A 3D volume rendering technique reconstruction showing RAMI anatomy with the left internal mammary artery and saphenous vein grafts present.

Discussion

During embryonic development, six pairs of aortic arches develop, with the left fourth arch normally forming the final aortic arch seen after birth. The right fourth arch normally disappears, resulting in the normal mature aorta arching to the left and descending the thorax to the left of the spine. If the left fourth arch disappears and the right persists, a right aortic arch develops and if both persist, a double aortic arch (vascular ring) forms.
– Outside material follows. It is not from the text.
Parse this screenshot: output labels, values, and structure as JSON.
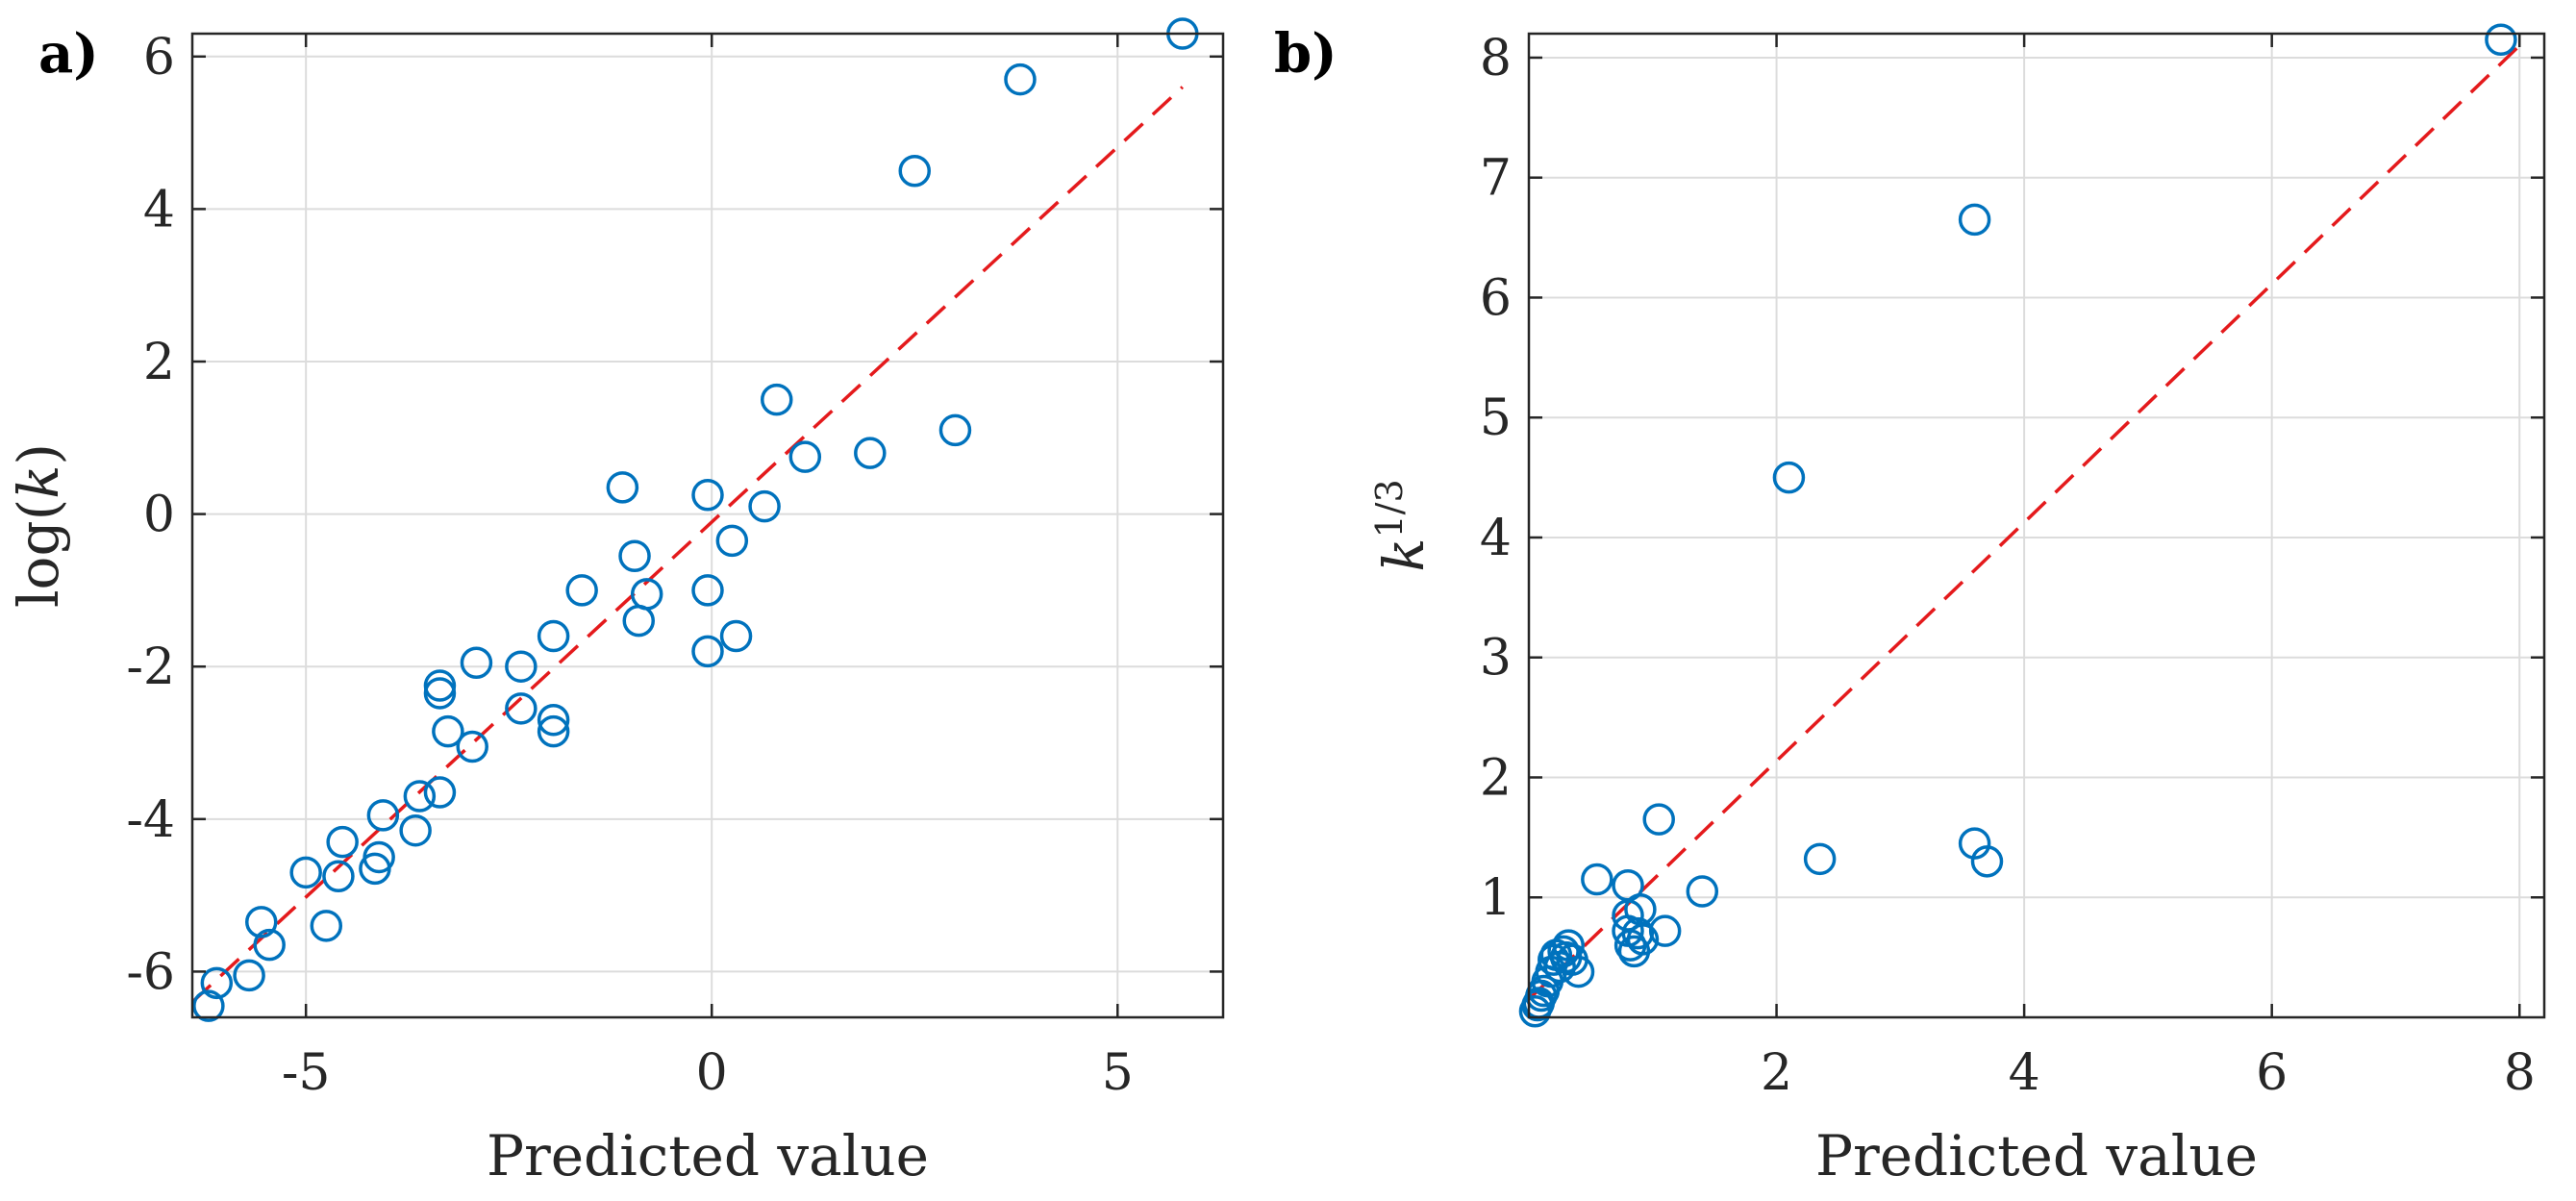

Right aortic arch is a rare congenital defect and there are several classifications proposed based on the arrangement of the arch vessels, relationship with the oesophagus and whether there are associated congenital cardiac defects. ⁵ One classification suggests two variants: Type 1, the left subclavian artery originates with the left common carotid artery (or just proximal) and is effectively the mirror image of normal anatomy. Type 2, aberrant left subclavian artery arising as the last branch of the right-sided aortic arch or from a Kommerell’s diverticulum (left dorsal aortic arch remnant). ⁶

A right aortic arch is seen in 0.01%–0.1% of the population, and patients can present at any age with symptoms and signs of airway or oesophageal compression, complications of cardiac defects or merely be picked up due to abnormal imaging.^7,8 RAMI found on CT scanning of adults is extremely rare, with a reported incidence of 0.012%–0.018% and is associated with aneurysmal dilatation of the aorta,^9,10 suggesting inherent weakness of the aortic wall compared to the normal configuration.

In RAMI, the first branch is the left innominate (brachiocephalic) artery, followed by the right carotid artery and then the right subclavian artery. While RAMI does not cause any compression, the patient may present due to the associated cardiac defects and is therefore usually found in childhood.^1,7

Surgery for acquired cardiac disease has rarely been performed on RAMI patients, but a mitral valve replacement (rheumatic heart disease) has been reported, ¹¹ but there are no reported cases of RAMI patients undergoing coronary artery bypass surgery. This patient had a short ascending aorta prior to the left innominate artery arising inside the pericardium, but fortunately, there was enough room for cannulation and both proximal ends of the bypass grafts to be secured to the aorta. The LIMA had completely normal anatomy and excellent flow; RAMI is associated with subclavian abnormalities and this could have impacted the use of this conduit.^1,7 The fact that the patient had RAMI increased the chance that there could have been other congenital anomalies, including those of the coronary arteries (ruled out by the coronary angiogram), but echocardiography and CT scanning showed no other abnormalities were present.

The increasing use of the radial artery for coronary artery catheterization means that abnormalities of the aorta and its branches may be less likely to be found pre-operatively and so aortic anomalies may be increasingly seen incidentally during cardiac surgery for acquired cardiac disease. The femoral approach for cardiac catheterization allows for screening of the whole aorta as the guidewires are advanced towards the heart under x-ray screening, so revealing the exact anatomy and any associated stenoses.

Conclusion

RAMI is a rare congenital anomaly usually diagnosed in childhood due to the associated congenital cardiac defects (98%), and it is unusual to diagnose it in adulthood. There are very few cases of cardiac surgery being performed for acquired cardiac disease on a patient with congenital RAMI and we present such a case and its imaging.